With Mortgage Rates Soaring, the Housing Market Takes Another Hit

Mortgage Rates.

 

As the average 30-year mortgage rate eclipses 7 percent, home buyers and sellers are confronting sticker shock.

The interest rate for the most common home loan in the United States surpassed 7 percent this week, by one measure — the latest signal that the high-flying housing market is falling back to earth.

According to Mortgage News Daily, a popular industry gauge, the average 30-year fixed-rate mortgage reached 7.08 percent on Tuesday. Another survey, by the Mortgage Bankers Association, showed the rate averaging 6.52 percent, the highest reading since mid-2008. Freddie Mac placed it at 6.7 percent, up from 3.01 percent during the same week last year.

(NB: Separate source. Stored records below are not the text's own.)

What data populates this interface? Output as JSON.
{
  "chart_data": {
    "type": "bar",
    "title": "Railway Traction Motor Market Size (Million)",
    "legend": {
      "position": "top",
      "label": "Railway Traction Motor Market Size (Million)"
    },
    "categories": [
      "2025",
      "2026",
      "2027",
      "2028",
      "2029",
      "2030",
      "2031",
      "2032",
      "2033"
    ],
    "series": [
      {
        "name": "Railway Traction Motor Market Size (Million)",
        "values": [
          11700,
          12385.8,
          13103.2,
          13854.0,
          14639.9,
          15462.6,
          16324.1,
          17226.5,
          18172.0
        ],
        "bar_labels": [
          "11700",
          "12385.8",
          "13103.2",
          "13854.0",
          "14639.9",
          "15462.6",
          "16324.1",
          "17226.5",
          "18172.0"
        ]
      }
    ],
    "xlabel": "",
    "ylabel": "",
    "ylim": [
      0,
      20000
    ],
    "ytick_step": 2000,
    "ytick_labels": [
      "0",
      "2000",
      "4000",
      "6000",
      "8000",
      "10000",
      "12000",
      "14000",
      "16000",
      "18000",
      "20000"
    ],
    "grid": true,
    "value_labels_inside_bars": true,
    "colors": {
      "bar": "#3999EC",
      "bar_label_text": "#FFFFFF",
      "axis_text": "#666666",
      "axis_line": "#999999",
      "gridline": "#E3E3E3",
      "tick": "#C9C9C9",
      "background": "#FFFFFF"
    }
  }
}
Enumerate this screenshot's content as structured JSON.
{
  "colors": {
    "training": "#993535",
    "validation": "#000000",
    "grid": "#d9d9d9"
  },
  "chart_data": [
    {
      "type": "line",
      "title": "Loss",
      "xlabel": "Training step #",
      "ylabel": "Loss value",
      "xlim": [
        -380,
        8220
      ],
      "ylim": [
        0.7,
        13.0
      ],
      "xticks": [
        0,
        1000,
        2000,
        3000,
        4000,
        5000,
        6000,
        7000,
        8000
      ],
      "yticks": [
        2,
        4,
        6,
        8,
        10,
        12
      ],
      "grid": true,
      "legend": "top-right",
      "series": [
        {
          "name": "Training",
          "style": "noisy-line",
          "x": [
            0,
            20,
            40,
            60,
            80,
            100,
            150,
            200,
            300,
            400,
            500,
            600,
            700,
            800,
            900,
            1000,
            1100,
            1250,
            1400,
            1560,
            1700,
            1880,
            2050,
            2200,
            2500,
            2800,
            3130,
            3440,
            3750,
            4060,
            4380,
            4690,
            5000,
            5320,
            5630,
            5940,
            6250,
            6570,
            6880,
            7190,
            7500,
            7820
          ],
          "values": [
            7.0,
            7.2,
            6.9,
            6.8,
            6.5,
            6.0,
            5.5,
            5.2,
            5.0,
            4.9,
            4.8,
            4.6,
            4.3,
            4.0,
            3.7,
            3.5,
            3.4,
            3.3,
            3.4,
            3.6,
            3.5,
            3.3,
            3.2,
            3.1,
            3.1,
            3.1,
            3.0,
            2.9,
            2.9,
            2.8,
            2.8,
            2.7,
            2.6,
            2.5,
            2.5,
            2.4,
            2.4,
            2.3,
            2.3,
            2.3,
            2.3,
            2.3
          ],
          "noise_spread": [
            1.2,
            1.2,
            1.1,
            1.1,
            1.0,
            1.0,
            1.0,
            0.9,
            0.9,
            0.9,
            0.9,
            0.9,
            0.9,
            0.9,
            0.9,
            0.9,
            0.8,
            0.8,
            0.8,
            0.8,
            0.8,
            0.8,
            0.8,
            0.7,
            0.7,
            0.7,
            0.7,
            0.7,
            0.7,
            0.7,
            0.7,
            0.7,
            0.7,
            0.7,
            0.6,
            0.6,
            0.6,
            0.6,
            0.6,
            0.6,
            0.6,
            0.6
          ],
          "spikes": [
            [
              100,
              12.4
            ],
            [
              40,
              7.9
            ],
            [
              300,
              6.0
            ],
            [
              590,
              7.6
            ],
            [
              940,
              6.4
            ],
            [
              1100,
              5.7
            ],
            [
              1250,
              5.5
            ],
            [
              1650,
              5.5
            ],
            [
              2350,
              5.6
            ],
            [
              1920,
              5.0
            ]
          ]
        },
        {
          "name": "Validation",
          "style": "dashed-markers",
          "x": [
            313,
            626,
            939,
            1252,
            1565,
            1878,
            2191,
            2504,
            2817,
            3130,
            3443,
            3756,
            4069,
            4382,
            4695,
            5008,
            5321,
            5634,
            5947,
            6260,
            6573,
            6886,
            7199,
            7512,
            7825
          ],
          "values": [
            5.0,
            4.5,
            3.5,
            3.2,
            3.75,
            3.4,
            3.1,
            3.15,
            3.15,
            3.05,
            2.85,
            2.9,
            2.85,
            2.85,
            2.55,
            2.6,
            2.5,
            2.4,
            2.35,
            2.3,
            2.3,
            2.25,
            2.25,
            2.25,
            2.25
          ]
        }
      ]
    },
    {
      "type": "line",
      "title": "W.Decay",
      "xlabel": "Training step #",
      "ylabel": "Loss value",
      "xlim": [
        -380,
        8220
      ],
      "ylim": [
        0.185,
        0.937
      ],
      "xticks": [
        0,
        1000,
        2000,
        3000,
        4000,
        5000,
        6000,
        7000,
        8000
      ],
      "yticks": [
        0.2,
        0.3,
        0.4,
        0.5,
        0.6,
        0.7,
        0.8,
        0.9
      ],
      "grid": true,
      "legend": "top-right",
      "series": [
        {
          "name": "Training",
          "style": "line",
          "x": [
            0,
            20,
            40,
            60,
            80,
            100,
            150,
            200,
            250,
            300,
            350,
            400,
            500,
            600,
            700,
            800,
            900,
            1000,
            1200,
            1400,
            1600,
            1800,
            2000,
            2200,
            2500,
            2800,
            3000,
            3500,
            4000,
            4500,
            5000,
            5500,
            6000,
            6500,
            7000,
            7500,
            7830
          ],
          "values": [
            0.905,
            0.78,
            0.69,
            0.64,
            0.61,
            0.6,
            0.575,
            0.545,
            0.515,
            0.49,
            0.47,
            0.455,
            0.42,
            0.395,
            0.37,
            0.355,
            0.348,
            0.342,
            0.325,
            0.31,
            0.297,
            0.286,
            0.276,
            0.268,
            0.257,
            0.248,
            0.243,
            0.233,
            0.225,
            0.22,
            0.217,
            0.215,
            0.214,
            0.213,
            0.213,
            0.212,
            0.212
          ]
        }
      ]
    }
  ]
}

The measures vary based on survey criteria and the time of reading, but the message is clear, agents and analysts said: Home buyers and sellers are suffering from sticker shock, and the added borrowing costs are dragging down the market.

Assuming a 10 percent down payment, a home listed at the national median asking price — $435,050 in August 2022 — cost nearly $1,000 more each month than it did in August 2021, when the average mortgage rate was 2.88 percent and the median home price was about 14 percent lower, said Danielle Hale, the chief economist at Realtor.com.